LBB> How would you describe your style of creative leadership? What's the key to the way you relate to your team?
Miriam> The human aspect in leadership in my opinion is often still underestimated – while you might be a talented creative that does not automatically qualify you for great leadership.
Personally, I believe that good leadership comes from taking a step back yourself and helping others to prosper, no matter the industry. So maybe the term creative empowerment is something I can relate better with: It’s about initiating the right course, giving creative impulses if needed but leaving the stage to the team so that they can really shape the project.
LBB> How has the pandemic impacted on the work you do? Have there been any surprising discoveries?
Miriam> The beginning of the pandemic felt like a super speed demonstration on how adaptive human nature is: How fast some things were suddenly possible that were unthinkable before. Like everyone working from home from one day to the next. Getting digital tools implemented in a short amount of time. Even things like remote brainstorming in a group worked out. But on a downside, it has also made me realise how much of our contentment at work relies on human interactions and that these are vital for a positive working environment.
LBB> You mentioned last time we spoke to you about how you stay inspired by art exhibitions and performances. How have you replaced those activities since they've been cancelled by coronavirus?
Miriam> I did a lot of cooking in the beginning, even knitting and gardening and things like that – any activity that didn’t involve a screen because I felt stuck in the virtual world after days and days of endless conference calls.

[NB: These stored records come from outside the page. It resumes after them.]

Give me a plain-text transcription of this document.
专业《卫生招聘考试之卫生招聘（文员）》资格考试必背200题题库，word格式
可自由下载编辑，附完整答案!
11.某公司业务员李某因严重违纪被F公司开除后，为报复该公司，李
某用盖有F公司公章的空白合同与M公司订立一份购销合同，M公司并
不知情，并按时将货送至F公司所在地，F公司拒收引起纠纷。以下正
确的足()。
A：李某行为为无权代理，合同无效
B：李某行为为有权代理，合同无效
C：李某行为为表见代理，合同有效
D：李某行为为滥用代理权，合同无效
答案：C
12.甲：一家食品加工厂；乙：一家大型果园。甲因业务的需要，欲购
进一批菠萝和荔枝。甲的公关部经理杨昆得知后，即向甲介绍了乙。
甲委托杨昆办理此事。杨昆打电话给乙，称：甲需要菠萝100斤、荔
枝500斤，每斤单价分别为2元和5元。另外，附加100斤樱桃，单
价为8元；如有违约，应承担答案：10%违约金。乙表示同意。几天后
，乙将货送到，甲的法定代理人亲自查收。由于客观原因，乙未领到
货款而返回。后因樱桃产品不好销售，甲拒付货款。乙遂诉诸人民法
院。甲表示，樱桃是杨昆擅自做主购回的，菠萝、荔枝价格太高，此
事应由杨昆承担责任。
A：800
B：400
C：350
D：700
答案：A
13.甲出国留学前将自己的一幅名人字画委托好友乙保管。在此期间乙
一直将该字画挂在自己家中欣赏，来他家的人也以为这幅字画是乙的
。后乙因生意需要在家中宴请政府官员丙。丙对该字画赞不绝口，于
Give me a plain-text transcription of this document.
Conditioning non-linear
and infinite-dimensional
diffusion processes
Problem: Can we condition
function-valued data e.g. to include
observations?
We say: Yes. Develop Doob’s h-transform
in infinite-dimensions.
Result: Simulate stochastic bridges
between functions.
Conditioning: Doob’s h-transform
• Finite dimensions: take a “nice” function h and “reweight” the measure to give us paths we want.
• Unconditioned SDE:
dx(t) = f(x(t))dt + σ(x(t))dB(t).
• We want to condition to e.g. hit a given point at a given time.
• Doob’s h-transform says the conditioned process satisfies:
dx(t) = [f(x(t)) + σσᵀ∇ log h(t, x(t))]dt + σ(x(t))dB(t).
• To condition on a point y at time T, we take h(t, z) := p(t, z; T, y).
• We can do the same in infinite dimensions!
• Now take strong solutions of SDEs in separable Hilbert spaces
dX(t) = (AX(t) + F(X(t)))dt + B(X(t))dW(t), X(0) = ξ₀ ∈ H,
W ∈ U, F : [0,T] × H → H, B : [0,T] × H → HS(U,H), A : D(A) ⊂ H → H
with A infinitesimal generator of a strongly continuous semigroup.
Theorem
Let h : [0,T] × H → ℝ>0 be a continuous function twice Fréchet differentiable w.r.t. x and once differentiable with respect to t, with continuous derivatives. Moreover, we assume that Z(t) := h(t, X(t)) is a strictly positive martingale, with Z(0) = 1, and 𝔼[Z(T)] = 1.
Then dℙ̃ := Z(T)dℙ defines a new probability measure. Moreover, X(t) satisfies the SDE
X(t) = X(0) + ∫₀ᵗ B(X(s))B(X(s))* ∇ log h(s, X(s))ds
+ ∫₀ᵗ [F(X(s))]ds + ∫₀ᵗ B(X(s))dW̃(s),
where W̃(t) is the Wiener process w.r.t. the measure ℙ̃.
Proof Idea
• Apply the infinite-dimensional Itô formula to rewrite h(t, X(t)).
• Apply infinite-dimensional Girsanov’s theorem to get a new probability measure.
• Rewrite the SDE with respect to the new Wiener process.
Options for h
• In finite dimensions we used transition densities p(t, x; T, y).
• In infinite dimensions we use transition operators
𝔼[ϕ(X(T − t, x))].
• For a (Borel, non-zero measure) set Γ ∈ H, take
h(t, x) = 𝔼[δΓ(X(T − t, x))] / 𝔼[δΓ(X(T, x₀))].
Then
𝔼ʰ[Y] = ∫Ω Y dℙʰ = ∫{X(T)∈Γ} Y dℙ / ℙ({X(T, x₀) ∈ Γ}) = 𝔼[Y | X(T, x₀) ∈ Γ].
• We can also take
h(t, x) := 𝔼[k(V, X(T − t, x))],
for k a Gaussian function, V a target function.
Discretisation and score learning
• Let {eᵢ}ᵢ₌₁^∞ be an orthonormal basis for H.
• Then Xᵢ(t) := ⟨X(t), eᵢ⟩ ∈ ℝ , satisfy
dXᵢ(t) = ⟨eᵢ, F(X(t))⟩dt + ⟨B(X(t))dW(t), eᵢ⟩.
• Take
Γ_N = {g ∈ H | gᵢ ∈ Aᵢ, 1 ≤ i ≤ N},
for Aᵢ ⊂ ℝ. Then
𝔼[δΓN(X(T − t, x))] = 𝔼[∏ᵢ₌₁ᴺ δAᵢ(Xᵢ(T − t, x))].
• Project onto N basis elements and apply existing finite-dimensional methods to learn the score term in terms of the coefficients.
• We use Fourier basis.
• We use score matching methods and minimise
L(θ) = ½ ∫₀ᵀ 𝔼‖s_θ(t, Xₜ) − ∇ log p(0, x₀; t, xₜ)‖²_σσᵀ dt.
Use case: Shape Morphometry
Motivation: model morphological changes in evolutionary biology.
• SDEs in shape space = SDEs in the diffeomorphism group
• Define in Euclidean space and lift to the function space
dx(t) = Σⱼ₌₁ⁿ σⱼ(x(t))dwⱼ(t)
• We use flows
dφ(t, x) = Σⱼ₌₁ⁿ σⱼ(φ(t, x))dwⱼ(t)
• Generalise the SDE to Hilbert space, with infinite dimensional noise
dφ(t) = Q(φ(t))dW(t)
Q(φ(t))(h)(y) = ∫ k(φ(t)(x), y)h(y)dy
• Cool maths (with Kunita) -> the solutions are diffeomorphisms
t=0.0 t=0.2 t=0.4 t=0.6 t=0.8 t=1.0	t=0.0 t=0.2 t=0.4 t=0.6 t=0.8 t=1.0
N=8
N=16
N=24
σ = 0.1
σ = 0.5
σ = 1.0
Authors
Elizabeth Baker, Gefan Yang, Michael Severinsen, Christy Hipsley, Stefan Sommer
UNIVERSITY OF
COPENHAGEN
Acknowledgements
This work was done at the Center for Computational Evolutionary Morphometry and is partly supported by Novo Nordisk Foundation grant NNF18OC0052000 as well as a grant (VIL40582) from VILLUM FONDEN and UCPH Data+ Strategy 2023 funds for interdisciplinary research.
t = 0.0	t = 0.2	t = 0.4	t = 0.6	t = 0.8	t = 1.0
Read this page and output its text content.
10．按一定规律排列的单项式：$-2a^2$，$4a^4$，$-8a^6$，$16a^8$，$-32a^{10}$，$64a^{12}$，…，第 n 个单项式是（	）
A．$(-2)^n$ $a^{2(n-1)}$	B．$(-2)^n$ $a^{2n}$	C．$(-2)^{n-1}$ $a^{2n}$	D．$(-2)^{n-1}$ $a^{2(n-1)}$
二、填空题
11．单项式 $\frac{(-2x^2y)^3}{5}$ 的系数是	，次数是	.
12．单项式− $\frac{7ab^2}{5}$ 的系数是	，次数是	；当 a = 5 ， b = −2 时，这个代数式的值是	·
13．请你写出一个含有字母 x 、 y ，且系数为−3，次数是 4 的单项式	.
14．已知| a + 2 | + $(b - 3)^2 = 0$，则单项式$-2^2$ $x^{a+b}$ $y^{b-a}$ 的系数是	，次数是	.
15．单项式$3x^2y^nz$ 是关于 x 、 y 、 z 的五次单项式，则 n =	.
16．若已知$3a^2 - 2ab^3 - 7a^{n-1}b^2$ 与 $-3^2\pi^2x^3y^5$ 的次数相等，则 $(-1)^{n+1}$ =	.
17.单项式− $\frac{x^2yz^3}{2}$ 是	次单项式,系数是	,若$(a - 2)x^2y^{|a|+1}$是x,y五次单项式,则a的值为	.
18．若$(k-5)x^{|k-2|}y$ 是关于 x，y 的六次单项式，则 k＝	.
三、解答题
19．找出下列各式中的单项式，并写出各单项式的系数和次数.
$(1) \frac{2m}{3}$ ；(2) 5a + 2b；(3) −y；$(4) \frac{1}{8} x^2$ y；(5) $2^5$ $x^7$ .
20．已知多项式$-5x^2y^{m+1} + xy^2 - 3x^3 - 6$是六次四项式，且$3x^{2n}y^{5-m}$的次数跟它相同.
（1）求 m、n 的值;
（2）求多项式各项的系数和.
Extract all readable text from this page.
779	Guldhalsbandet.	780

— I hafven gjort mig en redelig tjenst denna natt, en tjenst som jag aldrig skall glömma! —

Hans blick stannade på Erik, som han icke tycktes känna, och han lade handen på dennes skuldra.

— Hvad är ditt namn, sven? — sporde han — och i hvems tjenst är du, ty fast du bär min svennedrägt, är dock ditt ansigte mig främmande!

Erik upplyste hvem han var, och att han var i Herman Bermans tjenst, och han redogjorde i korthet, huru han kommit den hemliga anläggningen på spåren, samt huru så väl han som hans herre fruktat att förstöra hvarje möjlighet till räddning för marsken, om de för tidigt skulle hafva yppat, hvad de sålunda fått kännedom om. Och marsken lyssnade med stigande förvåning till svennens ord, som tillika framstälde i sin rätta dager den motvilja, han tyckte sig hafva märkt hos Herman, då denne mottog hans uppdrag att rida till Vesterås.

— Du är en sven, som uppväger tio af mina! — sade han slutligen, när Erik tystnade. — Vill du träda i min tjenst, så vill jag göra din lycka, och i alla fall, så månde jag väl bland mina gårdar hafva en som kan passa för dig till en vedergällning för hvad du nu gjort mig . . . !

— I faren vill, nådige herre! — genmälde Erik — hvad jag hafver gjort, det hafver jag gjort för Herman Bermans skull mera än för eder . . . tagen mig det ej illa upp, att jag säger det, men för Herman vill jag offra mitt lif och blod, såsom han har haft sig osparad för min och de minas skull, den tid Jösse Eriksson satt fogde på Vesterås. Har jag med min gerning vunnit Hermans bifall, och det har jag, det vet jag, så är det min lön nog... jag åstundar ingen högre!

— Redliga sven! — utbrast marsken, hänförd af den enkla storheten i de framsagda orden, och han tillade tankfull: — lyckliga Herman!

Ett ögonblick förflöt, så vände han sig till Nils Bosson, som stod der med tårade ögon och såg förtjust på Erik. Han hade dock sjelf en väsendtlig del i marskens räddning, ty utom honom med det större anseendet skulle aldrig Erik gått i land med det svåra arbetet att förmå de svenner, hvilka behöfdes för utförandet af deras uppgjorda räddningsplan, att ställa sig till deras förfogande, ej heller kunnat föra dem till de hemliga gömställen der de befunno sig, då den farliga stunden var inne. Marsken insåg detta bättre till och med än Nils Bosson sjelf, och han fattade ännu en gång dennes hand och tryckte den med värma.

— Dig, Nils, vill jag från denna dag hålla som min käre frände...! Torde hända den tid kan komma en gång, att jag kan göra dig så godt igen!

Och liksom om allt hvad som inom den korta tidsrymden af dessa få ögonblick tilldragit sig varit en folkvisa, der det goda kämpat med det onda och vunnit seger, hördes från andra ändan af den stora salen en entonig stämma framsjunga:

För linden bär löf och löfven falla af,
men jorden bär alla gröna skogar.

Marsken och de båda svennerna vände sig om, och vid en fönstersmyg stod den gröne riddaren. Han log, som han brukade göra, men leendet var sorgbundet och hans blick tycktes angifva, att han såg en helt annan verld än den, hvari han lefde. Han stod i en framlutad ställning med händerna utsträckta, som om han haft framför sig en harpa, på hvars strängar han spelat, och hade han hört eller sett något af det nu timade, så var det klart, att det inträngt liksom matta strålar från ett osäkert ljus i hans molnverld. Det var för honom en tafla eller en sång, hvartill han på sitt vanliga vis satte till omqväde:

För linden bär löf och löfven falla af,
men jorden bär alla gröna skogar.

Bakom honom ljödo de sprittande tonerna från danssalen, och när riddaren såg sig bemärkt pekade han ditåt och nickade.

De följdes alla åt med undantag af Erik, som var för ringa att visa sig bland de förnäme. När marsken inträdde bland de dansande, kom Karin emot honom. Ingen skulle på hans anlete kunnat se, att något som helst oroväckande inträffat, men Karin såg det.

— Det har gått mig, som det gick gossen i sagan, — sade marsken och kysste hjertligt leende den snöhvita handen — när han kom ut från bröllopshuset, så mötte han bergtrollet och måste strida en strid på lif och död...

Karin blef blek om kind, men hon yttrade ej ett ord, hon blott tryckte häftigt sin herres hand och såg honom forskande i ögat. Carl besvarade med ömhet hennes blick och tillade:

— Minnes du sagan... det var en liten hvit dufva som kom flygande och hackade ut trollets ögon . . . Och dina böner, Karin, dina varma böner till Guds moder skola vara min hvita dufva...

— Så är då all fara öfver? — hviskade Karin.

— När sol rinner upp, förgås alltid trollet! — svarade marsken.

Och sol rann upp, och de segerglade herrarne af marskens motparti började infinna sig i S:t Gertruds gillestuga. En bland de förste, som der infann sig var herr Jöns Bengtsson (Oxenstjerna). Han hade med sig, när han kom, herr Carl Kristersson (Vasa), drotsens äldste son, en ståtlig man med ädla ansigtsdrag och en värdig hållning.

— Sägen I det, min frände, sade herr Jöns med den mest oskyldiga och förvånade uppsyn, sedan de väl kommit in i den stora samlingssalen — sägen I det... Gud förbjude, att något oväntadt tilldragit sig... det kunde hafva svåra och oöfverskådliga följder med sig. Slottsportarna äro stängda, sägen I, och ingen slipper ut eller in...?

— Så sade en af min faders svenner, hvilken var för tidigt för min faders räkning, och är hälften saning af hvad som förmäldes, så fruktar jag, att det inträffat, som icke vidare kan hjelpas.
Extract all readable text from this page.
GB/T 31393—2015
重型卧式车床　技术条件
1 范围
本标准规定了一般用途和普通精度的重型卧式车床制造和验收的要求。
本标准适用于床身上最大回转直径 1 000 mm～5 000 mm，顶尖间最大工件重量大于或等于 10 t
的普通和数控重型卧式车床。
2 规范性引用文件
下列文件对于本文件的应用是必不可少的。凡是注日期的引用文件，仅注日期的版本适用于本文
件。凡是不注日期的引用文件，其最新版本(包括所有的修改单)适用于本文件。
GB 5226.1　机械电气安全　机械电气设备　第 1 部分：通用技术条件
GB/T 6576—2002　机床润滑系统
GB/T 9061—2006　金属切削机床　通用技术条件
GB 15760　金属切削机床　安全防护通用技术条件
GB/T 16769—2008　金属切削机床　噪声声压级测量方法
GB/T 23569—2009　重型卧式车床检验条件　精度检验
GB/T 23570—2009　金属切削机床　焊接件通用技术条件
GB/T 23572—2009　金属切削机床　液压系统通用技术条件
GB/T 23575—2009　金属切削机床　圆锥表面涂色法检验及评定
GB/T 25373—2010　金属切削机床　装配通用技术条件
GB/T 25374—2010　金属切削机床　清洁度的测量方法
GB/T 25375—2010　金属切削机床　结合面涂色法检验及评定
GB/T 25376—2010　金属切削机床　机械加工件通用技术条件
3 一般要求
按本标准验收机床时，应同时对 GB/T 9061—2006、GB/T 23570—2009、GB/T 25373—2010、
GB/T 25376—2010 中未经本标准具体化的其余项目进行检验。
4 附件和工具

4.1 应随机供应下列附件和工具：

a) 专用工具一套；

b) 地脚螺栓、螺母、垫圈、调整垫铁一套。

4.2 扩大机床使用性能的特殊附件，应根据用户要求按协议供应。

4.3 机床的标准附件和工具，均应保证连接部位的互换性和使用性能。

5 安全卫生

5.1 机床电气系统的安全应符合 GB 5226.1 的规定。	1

But honestly, after living one year in a pandemic we have all learned the limits of the virtual world. Because it’s not only about seeing an artwork but everything that comes with it as an experience: from going there, to seeing other people, the feeling and energy that translates from and piece of art or performance. I am really looking forward to picking that back up as soon as it will be possible again.
LBB> What are you most excited about in the near future? Either in the world of creativity or just in life!
Miriam> Seeing more than two people at the same time sounds like the most exciting thing life has to offer in the near future.